Now, this sporty handling business. How can a car so tall not lean in corners? Stiff suspension is the the more usual answer, but not here, because the HR-V is smooth and supple. Clever suspension design and a lower-than-it-looks centre of gravity are the keys. The Machine really is a Joy on a twisty road, with precise steering and none of the typical off-roader sensation of being about to trip over a front wheel.

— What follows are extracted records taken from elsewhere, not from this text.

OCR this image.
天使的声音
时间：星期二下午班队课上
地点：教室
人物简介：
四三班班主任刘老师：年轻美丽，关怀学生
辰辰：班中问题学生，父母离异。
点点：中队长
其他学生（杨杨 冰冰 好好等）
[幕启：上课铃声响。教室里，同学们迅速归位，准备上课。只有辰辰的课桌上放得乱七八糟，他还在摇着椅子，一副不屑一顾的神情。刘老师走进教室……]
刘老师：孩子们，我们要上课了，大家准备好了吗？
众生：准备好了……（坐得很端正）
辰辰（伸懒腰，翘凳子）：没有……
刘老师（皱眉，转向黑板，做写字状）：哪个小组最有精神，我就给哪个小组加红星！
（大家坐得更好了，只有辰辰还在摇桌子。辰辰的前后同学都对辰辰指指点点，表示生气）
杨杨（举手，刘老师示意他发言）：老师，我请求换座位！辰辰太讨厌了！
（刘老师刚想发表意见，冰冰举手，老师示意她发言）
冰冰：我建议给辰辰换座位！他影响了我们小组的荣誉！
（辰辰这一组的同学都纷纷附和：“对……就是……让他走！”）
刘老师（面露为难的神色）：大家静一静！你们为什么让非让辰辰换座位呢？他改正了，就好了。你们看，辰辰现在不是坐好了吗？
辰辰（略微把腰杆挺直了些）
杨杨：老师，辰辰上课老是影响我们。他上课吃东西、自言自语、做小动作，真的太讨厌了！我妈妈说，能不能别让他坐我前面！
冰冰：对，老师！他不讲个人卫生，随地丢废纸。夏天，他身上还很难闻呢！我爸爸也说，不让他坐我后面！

Back to the questions posed at the beginning. Other people may think you daft to be driving something called Joy Machine, but that's their problem because this is a car which really does what it promises. I don't think we'll see many in Britain's college car-parks, though. Not unless the student loan system is radically revised, anyway.

Specifications

Make and model:

Honda HR-V "Joy Machine"

Price: pounds 13,995

Engine: 1,590cc, four cylinders, 16 valves, 105bhp at 6,200rpm

Transmission: five-speed gearbox, four-wheel drive

Performance: 101mph, 0-60 in 11.7sec, 28-33mpg

Citroen Berlingo Multispace: from pounds 12,020. Based on the Berlingo van, so ugly but cheerful. Lively, too, with 1.8 litres, but no four-wheel drive.

Suzuki Vitara 1.6 JX 4U: from pounds 11,995. More HRT than HR-V, this is a fashion model past its best. But the new version comes out fairly soon, and may prove more competition.

Toyota RAV4 2.0 EX: from pounds 14,995. First of the "soft roaders", fast and fun, but bigger than the Honda.